Sin embargo, la escuela pierde sentido, y con ello enferma, si no habilita a los alumnos, tal como se adelantaba, para un desenvolvimiento social y personal satisfactorio. La empresa es mayor, porque, con ese objeto tan relevante, han de procurarse: modos de enseñar más atractivos y valiosos que los auspiciados por vías alternativas o complementarias (recursos tecnológicos, aprendizaje entre iguales, educación no formal, escuela en casa); situaciones de aprendizaje que procuren el uso funcional y aplicado de los conocimientos, no sólo por ese efecto utilitario, sino como vía didáctica para adquirirlos; profesionales de la enseñanza con competencias, habilidades y destrezas que consigan la motivación para aprender; posibilidades de organización y funcionamiento de los centros educativos con autonomía factible y no retórica, centradas en la mejora de los resultados.
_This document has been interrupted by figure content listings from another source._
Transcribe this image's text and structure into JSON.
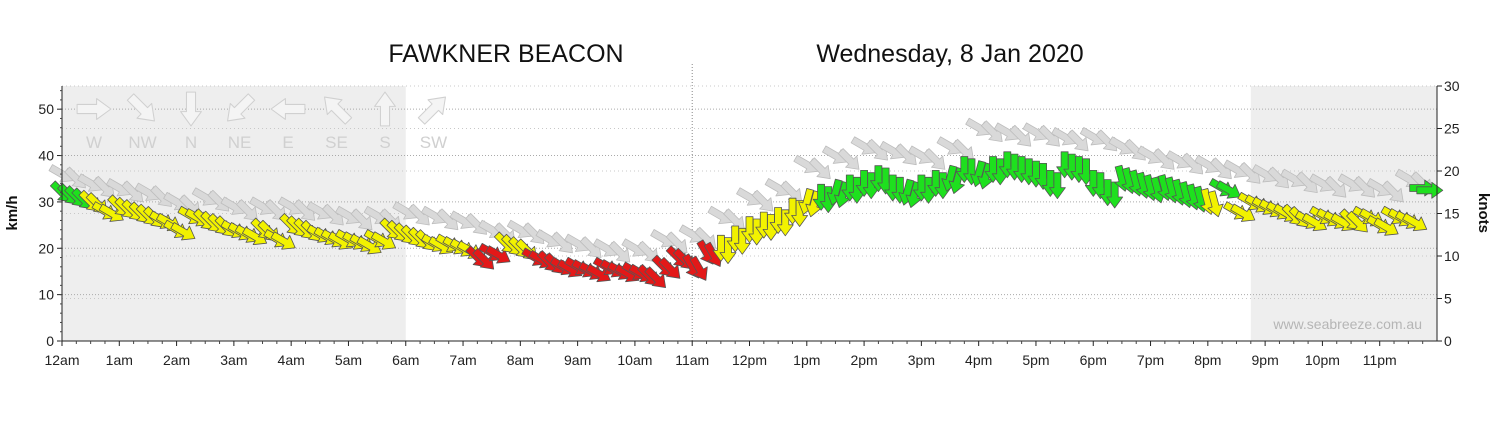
{
  "chart_data": {
    "type": "scatter",
    "title": "FAWKNER BEACON",
    "subtitle": "Wednesday, 8 Jan 2020",
    "ylabel": "km/h",
    "y2label": "knots",
    "watermark": "www.seabreeze.com.au",
    "ylim": [
      0,
      55
    ],
    "y2lim": [
      0,
      30
    ],
    "yticks": [
      0,
      10,
      20,
      30,
      40,
      50
    ],
    "y2ticks": [
      0,
      5,
      10,
      15,
      20,
      25,
      30
    ],
    "xlim": [
      0,
      24
    ],
    "xticks": [
      "12am",
      "1am",
      "2am",
      "3am",
      "4am",
      "5am",
      "6am",
      "7am",
      "8am",
      "9am",
      "10am",
      "11am",
      "12pm",
      "1pm",
      "2pm",
      "3pm",
      "4pm",
      "5pm",
      "6pm",
      "7pm",
      "8pm",
      "9pm",
      "10pm",
      "11pm"
    ],
    "current_time_hours": 11.0,
    "night_shading": [
      [
        0,
        6.0
      ],
      [
        20.75,
        24
      ]
    ],
    "grid": "horizontal-dotted",
    "legend": {
      "placement": "top-left",
      "items": [
        {
          "label": "W",
          "direction_deg": 270
        },
        {
          "label": "NW",
          "direction_deg": 315
        },
        {
          "label": "N",
          "direction_deg": 0
        },
        {
          "label": "NE",
          "direction_deg": 45
        },
        {
          "label": "E",
          "direction_deg": 90
        },
        {
          "label": "SE",
          "direction_deg": 135
        },
        {
          "label": "S",
          "direction_deg": 180
        },
        {
          "label": "SW",
          "direction_deg": 225
        }
      ]
    },
    "speed_colors": {
      "light": "#f2f200",
      "mid": "#e31818",
      "strong": "#1ee01e",
      "gust": "#d9d9d9"
    },
    "speed_bands_kmh": {
      "mid_below": 20,
      "strong_from": 31
    },
    "series": [
      {
        "name": "Average",
        "points": [
          [
            0.0,
            32,
            315
          ],
          [
            0.25,
            31,
            315
          ],
          [
            0.5,
            30,
            315
          ],
          [
            0.75,
            28,
            300
          ],
          [
            1.0,
            29,
            315
          ],
          [
            1.25,
            28,
            315
          ],
          [
            1.5,
            27,
            315
          ],
          [
            1.75,
            26,
            300
          ],
          [
            2.0,
            24,
            300
          ],
          [
            2.25,
            27,
            300
          ],
          [
            2.5,
            26,
            315
          ],
          [
            2.75,
            25,
            315
          ],
          [
            3.0,
            24,
            300
          ],
          [
            3.25,
            23,
            300
          ],
          [
            3.5,
            24,
            315
          ],
          [
            3.75,
            22,
            300
          ],
          [
            4.0,
            25,
            315
          ],
          [
            4.25,
            24,
            315
          ],
          [
            4.5,
            23,
            300
          ],
          [
            4.75,
            22,
            300
          ],
          [
            5.0,
            22,
            300
          ],
          [
            5.25,
            21,
            300
          ],
          [
            5.5,
            22,
            300
          ],
          [
            5.75,
            24,
            315
          ],
          [
            6.0,
            23,
            315
          ],
          [
            6.25,
            22,
            315
          ],
          [
            6.5,
            21,
            300
          ],
          [
            6.75,
            21,
            300
          ],
          [
            7.0,
            20,
            300
          ],
          [
            7.25,
            18,
            315
          ],
          [
            7.5,
            19,
            300
          ],
          [
            7.75,
            21,
            315
          ],
          [
            8.0,
            20,
            315
          ],
          [
            8.25,
            18,
            300
          ],
          [
            8.5,
            17,
            315
          ],
          [
            8.75,
            16,
            300
          ],
          [
            9.0,
            16,
            300
          ],
          [
            9.25,
            15,
            300
          ],
          [
            9.5,
            16,
            300
          ],
          [
            9.75,
            15,
            300
          ],
          [
            10.0,
            15,
            300
          ],
          [
            10.25,
            14,
            315
          ],
          [
            10.5,
            16,
            315
          ],
          [
            10.75,
            18,
            315
          ],
          [
            11.0,
            16,
            330
          ],
          [
            11.25,
            19,
            330
          ],
          [
            11.5,
            20,
            0
          ],
          [
            11.75,
            22,
            0
          ],
          [
            12.0,
            24,
            0
          ],
          [
            12.25,
            25,
            0
          ],
          [
            12.5,
            26,
            0
          ],
          [
            12.75,
            28,
            0
          ],
          [
            13.0,
            30,
            15
          ],
          [
            13.25,
            31,
            0
          ],
          [
            13.5,
            32,
            15
          ],
          [
            13.75,
            33,
            0
          ],
          [
            14.0,
            34,
            0
          ],
          [
            14.25,
            35,
            0
          ],
          [
            14.5,
            33,
            0
          ],
          [
            14.75,
            32,
            15
          ],
          [
            15.0,
            33,
            0
          ],
          [
            15.25,
            34,
            0
          ],
          [
            15.5,
            35,
            15
          ],
          [
            15.75,
            37,
            0
          ],
          [
            16.0,
            36,
            15
          ],
          [
            16.25,
            37,
            0
          ],
          [
            16.5,
            38,
            0
          ],
          [
            16.75,
            37,
            0
          ],
          [
            17.0,
            36,
            0
          ],
          [
            17.25,
            34,
            0
          ],
          [
            17.5,
            38,
            0
          ],
          [
            17.75,
            37,
            0
          ],
          [
            18.0,
            34,
            0
          ],
          [
            18.25,
            32,
            0
          ],
          [
            18.5,
            35,
            345
          ],
          [
            18.75,
            34,
            345
          ],
          [
            19.0,
            33,
            345
          ],
          [
            19.25,
            33,
            345
          ],
          [
            19.5,
            32,
            345
          ],
          [
            19.75,
            31,
            345
          ],
          [
            20.0,
            30,
            345
          ],
          [
            20.25,
            33,
            300
          ],
          [
            20.5,
            28,
            300
          ],
          [
            20.75,
            30,
            300
          ],
          [
            21.0,
            29,
            300
          ],
          [
            21.25,
            28,
            300
          ],
          [
            21.5,
            27,
            315
          ],
          [
            21.75,
            26,
            300
          ],
          [
            22.0,
            27,
            300
          ],
          [
            22.25,
            26,
            300
          ],
          [
            22.5,
            26,
            315
          ],
          [
            22.75,
            27,
            300
          ],
          [
            23.0,
            25,
            300
          ],
          [
            23.25,
            27,
            300
          ],
          [
            23.5,
            26,
            300
          ],
          [
            23.75,
            33,
            270
          ]
        ]
      },
      {
        "name": "Gust",
        "points": [
          [
            0.0,
            36
          ],
          [
            0.5,
            34
          ],
          [
            1.0,
            33
          ],
          [
            1.5,
            32
          ],
          [
            2.0,
            30
          ],
          [
            2.5,
            31
          ],
          [
            3.0,
            29
          ],
          [
            3.5,
            29
          ],
          [
            4.0,
            29
          ],
          [
            4.5,
            28
          ],
          [
            5.0,
            27
          ],
          [
            5.5,
            27
          ],
          [
            6.0,
            28
          ],
          [
            6.5,
            27
          ],
          [
            7.0,
            26
          ],
          [
            7.5,
            24
          ],
          [
            8.0,
            24
          ],
          [
            8.5,
            22
          ],
          [
            9.0,
            21
          ],
          [
            9.5,
            20
          ],
          [
            10.0,
            20
          ],
          [
            10.5,
            22
          ],
          [
            11.0,
            23
          ],
          [
            11.5,
            27
          ],
          [
            12.0,
            31
          ],
          [
            12.5,
            33
          ],
          [
            13.0,
            38
          ],
          [
            13.5,
            40
          ],
          [
            14.0,
            42
          ],
          [
            14.5,
            41
          ],
          [
            15.0,
            40
          ],
          [
            15.5,
            42
          ],
          [
            16.0,
            46
          ],
          [
            16.5,
            45
          ],
          [
            17.0,
            45
          ],
          [
            17.5,
            44
          ],
          [
            18.0,
            44
          ],
          [
            18.5,
            42
          ],
          [
            19.0,
            40
          ],
          [
            19.5,
            39
          ],
          [
            20.0,
            38
          ],
          [
            20.5,
            37
          ],
          [
            21.0,
            36
          ],
          [
            21.5,
            35
          ],
          [
            22.0,
            34
          ],
          [
            22.5,
            34
          ],
          [
            23.0,
            33
          ],
          [
            23.5,
            35
          ]
        ]
      }
    ]
  }
}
Y, de manera principal, respuestas educativas que compensen, y no legitimen o reproduzcan, las desigualdades socioeconómicas de origen, para que el éxito escolar quede al alcance del máximo desarrollo de las capacidades de cada uno.

García Márquez, cuando pasa revista a su infancia, venero de no poca de su portentosa obra literaria, hizo suya una frase que creía haber leído de Bernard Shaw: "Desde muy niño tuve que interrumpir mi educación para ir a la escuela". No es una partida de defunción, pero sí un severo aviso.